Ah, but enough ribbing. Miller conceded that Raleigh always times his visits properly, slowing pitchers down and getting them back in the zone. Gilbert, too, acknowledged that Raleigh knows what he’s doing. And Mariners manager Dan Wilson praised Raleigh for his visit, saying he calmed Miller down during an inning that, “could have exploded pretty quickly.”
It didn’t, but even though Miller settled in, allowing just two baserunners after the first inning, the Mariners trailed entering the sixth, 1-0.
In Raleigh’s first at-bat against Gausman, he singled on a first-pitch fastball. In his second, Gausman threw him five straight split-fingered fastballs, striking him out. Raleigh’s next turn came in the sixth, with none on and two out.
He got ahead of Gausman 2-0, then took a called strike on a perfect split down and in that barely nicked the zone. Gausman practically bounced his next splitter, and Raleigh fouled it off for strike two. Then came another split, down, but not down enough. Raleigh pounded it to right-center for his 62nd homer of the season, including playoffs.
O, Cal-ada!@keybank | #SeizeTheMoment pic.twitter.com/y6YsYgkHTm
— Seattle Mariners (@Mariners) October 13, 2025
“I just choked up and wasn’t trying to do too much,” Raleigh said. “I was just trying to get bat on ball and really put something in play, maybe find a hole. I didn’t want to punch out again.”
After a walk to Julio Rodríguez, Schneider pulled Gausman at 76 pitches. Jorge Polanco hit an RBI single later that inning and another in the eighth. But it was Raleigh’s homer, in the words of third baseman Eugenio Suárez, that, “woke us up.”
“Gausman was splitting him to death the whole night. If he would have made the pitch and got it down where it was strike to ball, you never know,” Mariners hitting coach Kevin Seitzer said.
“But Cal saw it up and put a good swing on it. And the cool thing was, it was a controlled swing. He wasn’t trying to do too much, and he crushed it. That’s how it works for him. He makes adjustments really, really well.”

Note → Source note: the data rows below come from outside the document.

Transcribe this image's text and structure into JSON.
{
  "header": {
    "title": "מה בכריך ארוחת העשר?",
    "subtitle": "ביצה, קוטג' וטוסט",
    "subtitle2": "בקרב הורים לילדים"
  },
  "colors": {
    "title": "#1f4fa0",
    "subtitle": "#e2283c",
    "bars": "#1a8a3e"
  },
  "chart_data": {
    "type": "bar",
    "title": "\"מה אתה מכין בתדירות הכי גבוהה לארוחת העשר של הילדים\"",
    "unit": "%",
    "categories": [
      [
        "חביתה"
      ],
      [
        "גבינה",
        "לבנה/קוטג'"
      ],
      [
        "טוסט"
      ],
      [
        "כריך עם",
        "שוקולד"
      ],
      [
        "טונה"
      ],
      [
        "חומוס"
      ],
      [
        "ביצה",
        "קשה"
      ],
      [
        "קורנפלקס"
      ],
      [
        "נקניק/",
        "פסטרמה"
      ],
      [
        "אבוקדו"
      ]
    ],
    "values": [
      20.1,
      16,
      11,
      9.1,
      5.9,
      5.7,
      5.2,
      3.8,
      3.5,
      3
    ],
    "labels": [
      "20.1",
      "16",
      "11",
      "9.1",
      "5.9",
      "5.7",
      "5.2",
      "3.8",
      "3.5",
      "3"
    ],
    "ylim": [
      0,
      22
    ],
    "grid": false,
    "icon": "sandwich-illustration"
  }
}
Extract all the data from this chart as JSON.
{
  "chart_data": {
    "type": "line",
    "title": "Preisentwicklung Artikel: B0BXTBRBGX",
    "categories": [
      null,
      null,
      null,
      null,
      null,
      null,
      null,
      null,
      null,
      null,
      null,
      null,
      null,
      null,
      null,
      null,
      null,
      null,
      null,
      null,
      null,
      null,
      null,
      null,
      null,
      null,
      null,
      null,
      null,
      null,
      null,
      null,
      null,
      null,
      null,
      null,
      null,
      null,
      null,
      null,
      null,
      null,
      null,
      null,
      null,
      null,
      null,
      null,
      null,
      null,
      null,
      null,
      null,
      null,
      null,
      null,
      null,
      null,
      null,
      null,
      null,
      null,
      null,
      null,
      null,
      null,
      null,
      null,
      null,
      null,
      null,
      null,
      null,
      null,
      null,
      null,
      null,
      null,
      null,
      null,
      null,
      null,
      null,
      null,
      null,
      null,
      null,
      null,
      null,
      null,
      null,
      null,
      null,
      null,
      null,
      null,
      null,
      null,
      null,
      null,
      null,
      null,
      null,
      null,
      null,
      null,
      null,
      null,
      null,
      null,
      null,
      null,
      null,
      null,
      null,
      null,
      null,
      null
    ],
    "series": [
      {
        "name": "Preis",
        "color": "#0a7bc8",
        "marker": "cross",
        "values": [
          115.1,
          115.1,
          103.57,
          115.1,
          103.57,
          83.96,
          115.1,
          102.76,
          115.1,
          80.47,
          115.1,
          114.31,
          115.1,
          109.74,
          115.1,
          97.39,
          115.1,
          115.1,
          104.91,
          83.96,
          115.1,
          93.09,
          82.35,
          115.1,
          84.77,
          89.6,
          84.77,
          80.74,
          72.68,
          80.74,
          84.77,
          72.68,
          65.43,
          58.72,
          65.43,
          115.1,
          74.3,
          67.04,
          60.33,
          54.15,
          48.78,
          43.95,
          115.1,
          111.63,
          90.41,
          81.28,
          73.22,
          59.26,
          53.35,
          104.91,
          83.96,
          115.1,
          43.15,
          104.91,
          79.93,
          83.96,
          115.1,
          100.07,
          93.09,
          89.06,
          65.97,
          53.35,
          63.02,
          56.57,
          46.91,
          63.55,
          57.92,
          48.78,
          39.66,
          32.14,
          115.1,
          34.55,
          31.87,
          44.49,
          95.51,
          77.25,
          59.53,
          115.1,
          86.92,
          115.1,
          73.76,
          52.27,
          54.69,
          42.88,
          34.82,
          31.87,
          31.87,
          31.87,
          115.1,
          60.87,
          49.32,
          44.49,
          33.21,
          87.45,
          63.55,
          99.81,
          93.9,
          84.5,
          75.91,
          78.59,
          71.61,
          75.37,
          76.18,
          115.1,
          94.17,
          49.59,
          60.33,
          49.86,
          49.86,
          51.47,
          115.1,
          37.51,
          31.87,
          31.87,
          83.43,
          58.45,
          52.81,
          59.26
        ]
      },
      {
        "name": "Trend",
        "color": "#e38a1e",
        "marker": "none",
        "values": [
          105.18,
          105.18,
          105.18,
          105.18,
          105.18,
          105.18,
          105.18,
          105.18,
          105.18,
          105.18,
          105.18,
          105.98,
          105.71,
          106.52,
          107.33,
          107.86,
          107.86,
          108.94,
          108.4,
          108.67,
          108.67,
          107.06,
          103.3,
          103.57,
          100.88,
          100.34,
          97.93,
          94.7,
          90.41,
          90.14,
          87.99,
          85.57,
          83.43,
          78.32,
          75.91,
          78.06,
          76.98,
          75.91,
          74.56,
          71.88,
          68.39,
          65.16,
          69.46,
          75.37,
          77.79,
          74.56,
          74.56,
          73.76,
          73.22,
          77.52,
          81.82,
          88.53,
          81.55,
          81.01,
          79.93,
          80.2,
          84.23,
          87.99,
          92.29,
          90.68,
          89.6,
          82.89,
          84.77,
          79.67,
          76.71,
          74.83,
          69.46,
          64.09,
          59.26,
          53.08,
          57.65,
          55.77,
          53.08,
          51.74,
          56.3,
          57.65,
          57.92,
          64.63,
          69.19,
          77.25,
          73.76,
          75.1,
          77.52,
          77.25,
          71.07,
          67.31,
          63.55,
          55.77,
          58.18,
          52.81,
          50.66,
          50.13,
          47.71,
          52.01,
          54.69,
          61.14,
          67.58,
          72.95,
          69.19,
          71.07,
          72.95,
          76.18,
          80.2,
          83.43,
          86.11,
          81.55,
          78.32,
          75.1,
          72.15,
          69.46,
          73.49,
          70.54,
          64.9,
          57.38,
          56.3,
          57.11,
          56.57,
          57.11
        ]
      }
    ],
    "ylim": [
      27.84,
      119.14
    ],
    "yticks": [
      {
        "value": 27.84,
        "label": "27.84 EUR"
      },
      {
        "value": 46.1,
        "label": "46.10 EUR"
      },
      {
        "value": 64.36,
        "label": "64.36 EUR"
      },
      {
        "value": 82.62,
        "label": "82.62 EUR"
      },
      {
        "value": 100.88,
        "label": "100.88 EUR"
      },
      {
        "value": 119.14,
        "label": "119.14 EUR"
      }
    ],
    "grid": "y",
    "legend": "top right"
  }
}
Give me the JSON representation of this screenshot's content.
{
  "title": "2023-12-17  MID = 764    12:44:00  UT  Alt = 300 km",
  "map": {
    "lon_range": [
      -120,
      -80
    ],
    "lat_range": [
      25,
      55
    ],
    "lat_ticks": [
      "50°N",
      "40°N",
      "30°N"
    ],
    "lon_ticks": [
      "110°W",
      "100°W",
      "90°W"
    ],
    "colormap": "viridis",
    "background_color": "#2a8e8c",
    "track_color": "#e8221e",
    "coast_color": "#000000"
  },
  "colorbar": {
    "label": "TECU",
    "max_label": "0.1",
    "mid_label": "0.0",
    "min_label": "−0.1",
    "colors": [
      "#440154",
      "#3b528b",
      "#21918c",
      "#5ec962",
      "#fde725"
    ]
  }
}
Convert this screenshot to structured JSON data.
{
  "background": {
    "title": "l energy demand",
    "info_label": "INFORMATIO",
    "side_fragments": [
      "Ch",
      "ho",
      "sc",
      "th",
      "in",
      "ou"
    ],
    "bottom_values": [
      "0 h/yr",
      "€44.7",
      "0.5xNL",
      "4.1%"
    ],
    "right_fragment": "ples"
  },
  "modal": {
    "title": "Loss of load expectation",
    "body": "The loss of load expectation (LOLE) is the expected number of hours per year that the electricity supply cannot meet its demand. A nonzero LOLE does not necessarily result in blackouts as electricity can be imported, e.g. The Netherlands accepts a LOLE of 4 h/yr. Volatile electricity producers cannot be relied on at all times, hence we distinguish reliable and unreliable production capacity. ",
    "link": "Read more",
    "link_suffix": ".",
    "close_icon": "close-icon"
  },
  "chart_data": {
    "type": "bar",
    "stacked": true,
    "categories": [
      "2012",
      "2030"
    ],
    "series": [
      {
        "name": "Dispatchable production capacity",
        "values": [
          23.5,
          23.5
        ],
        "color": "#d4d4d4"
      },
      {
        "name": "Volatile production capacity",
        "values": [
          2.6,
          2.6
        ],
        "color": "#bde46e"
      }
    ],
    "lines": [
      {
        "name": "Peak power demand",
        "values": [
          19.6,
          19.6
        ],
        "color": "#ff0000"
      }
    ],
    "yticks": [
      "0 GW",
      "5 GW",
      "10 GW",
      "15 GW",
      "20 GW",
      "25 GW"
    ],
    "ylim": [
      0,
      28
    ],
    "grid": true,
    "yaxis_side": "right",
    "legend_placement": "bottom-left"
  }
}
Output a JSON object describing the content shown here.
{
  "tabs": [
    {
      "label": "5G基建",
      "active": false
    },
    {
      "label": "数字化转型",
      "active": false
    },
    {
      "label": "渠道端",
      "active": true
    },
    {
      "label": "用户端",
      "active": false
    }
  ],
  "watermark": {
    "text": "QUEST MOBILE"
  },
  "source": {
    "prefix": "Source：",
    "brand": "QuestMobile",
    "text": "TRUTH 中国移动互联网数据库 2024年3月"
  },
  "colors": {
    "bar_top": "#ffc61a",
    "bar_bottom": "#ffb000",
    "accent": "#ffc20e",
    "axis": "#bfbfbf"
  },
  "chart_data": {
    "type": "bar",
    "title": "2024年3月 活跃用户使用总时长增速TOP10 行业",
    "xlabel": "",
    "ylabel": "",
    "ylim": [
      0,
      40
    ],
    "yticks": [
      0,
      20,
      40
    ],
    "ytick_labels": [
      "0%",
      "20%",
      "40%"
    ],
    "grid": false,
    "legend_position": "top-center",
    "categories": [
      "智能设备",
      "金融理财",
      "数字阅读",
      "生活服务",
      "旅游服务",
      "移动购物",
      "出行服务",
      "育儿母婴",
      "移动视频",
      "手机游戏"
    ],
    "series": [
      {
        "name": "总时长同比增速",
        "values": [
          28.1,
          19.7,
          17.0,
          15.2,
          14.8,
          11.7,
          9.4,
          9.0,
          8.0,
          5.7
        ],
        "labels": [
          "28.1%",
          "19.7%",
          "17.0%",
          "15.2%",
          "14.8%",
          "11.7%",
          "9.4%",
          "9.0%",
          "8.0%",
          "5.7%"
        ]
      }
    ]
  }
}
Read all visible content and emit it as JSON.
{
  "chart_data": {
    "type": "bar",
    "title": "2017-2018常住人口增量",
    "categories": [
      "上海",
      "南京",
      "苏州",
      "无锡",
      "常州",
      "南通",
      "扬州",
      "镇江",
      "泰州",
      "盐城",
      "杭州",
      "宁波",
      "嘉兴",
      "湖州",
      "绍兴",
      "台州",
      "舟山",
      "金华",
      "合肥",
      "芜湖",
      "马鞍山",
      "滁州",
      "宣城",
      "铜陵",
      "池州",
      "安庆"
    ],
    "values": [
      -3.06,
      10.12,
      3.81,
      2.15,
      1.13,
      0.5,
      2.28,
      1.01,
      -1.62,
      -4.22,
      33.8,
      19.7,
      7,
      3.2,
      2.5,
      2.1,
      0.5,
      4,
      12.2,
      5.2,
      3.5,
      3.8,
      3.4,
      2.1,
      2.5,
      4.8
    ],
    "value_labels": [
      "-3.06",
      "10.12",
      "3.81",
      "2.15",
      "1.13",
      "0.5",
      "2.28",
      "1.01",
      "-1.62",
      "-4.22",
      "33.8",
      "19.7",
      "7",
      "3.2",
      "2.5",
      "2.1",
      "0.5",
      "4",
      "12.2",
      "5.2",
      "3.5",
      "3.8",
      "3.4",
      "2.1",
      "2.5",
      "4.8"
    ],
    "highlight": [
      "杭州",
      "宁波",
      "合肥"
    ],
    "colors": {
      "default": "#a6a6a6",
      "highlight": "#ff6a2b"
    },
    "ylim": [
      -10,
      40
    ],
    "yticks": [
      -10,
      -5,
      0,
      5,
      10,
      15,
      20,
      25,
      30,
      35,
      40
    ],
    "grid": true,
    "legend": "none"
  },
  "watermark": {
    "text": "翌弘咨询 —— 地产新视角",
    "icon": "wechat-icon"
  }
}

To think, Schneider in April 2023 said Raleigh was “not very tough to pitch to when you execute your pitches.” Even then, coming off a game in which Raleigh hit two homers in a 10-8 Mariners win, the manager’s remark was cringeworthy.
“He’s hitting .200,” Schneider said. “I know he’s done damage against us, and I think if you execute, he’s obviously got big damage potential and he’s got a lot of strikeout potential, too. And when you execute your pitches, you usually get the job done.”
Raleigh fired back at Schneider a year later, saying, “I know a lot of guys have beef with him in this league,” adding, “if you don’t have anything nice, don’t say it all, I guess, if you don’t want it to come back on you.”
Naturally, Schneider was asked to revisit his comments before Sunday night’s game.
“Well, for one, that’s me as a young interim manager saying what I said to try to fire up my team, which obviously I shouldn’t have said,” said Schneider, who actually had lost his interim tag by then and was in the first year of a three-year contract.
“I’ve got a ton of respect for him as a player and where he’s taken his game both at the plate and behind the plate to do it as well as he’s done it and to catch as many games as he catches. … I don’t want that to be a narrative in this series at all. I think he’s a phenomenal player.”
Sunday night, Raleigh showed it again. He is now 10-for-25 (.400) in the postseason while the rest of the Mariners are 35-for-193 (.181). He also has caught every inning of every game, 61 in all, after playing 1,072 innings behind the plate during the regular season, third only to Philadelphia’s J.T. Realmuto (1,151 1/3) and Milwaukee’s William Contreras (1,111 2/3).
Is he the AL MVP? We’ll find out in November. But in Game 1, Raleigh donned the tools of ignorance and performed with his usual intelligence, putting his stamp on the game in all the ways that only he can. Then he shrugged and got ready to do it again in Game 2, less than 24 hours away.